4 *2 * 2 * 4 makes 64 combinations of solutions.
This is one of those problems that requires some analysis(pencil / paper and subtraction) before coding. Since at least one of the diagonals must have 9, the possibilities for that sequence(diagonal) are few. The next number in that sequence can only be 8, 7, or 6 with each of those only having a few possibilities.
9 8 6 2 1
9 8 5 3 1
9 8 4 3 2
9 7 6 3 1 remaining 2 4 5 8 = 19
9 7 5 4 1 remaining 2 3 6 8 = 19
9 7 5 3 2 remaining 1 4 6 8 = 19 *
9 6 5 4 2
(I may have missed some???)
Once those few sequences are known then the sum of the remaining numbers plus one of the numbers from a sequence must equal 26.
edit: a little more pencil / paper work shows that of those only the sequences with 7's in the center work.
edit: John Wein on the MSDN site came up with this math.

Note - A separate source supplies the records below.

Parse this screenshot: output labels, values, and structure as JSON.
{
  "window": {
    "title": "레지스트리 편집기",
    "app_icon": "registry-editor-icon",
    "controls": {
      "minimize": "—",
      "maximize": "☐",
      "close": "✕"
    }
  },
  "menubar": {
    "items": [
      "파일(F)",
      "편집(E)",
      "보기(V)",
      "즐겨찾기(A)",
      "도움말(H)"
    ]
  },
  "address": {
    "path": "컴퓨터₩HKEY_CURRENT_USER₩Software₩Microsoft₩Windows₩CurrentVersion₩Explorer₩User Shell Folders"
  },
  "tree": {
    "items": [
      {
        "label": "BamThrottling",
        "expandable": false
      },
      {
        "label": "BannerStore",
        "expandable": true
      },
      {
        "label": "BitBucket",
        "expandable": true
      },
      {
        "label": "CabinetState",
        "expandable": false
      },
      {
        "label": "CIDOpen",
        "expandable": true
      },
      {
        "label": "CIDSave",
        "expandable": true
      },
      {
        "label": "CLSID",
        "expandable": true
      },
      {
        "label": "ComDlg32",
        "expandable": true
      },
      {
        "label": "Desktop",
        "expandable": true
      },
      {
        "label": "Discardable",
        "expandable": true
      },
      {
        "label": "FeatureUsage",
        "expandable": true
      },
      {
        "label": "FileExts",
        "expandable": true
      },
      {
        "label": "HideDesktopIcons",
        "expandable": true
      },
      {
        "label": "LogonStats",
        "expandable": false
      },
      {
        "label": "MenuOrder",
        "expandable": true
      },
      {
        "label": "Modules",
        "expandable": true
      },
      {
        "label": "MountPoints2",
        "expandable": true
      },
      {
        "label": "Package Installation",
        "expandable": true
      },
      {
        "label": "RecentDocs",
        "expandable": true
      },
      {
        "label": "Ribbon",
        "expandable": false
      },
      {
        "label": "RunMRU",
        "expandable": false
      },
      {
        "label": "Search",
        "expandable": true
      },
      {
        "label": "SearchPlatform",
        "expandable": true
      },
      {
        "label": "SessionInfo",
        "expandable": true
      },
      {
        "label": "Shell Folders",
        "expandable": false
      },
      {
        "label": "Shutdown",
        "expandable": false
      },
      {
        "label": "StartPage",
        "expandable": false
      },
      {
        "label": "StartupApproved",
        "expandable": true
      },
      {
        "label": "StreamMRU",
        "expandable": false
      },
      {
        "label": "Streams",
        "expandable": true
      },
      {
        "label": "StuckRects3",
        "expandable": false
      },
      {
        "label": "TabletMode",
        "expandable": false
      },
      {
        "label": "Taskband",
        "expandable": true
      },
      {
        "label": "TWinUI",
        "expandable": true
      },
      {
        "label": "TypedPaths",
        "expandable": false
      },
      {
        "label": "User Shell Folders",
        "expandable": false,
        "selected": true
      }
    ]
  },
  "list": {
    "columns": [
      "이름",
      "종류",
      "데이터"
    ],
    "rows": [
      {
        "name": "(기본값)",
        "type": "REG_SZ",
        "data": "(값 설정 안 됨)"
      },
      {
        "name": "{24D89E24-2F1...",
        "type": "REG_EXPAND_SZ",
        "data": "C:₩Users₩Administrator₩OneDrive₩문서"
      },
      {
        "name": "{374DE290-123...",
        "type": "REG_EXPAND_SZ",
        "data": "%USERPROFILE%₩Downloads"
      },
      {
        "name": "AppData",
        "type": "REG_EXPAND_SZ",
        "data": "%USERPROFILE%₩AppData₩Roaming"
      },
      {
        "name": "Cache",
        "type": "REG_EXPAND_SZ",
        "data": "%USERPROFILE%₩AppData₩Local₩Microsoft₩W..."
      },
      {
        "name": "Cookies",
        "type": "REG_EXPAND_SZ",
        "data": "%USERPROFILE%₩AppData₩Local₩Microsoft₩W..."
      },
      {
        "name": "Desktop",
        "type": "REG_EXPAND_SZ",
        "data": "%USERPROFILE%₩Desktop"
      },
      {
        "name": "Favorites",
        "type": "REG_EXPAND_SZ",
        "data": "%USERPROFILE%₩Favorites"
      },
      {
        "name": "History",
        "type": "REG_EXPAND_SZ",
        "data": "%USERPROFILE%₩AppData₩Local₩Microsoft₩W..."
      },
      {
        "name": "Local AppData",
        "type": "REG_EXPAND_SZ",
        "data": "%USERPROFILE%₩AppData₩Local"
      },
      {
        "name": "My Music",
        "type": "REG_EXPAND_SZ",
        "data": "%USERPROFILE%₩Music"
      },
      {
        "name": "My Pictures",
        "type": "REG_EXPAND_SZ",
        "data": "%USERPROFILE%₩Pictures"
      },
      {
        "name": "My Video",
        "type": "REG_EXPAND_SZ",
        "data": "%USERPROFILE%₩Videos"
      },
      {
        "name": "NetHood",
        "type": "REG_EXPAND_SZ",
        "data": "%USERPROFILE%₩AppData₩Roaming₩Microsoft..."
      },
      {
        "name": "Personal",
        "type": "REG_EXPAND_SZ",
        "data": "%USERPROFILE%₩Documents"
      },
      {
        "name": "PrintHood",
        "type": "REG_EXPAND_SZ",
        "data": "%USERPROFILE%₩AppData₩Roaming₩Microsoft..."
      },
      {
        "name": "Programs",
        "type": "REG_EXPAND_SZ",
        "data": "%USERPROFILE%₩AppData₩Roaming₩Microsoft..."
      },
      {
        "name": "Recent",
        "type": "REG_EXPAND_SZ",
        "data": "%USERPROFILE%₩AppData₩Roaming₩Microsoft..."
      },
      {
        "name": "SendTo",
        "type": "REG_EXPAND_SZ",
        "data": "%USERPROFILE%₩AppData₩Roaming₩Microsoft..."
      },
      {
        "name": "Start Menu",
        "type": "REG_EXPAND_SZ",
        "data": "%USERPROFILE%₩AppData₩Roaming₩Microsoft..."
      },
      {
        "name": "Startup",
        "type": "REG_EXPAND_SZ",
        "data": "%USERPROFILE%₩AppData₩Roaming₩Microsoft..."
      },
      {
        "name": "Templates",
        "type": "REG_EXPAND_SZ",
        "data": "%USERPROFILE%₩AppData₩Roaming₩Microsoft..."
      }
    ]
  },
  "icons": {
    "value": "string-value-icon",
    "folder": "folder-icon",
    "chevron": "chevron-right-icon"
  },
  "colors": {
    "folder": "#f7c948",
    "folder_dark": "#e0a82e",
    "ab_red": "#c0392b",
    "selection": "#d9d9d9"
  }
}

the sum of all possible numbers (1-9) = 45
diag1val(26) + diag2val(26) - sum = center square value - 52-45 = 7
sum - cornervals - centerval = values of 4 raidal boxes -> 45 - 26 -
7 = 12
12 can only be some combo of 1,2,3,6 or 1,2,4,5
If you have a simple "try all possibilities" approach, then paralellizing the code could definitely make it faster. And it would be easy, as no changing data needs to be shared between threads.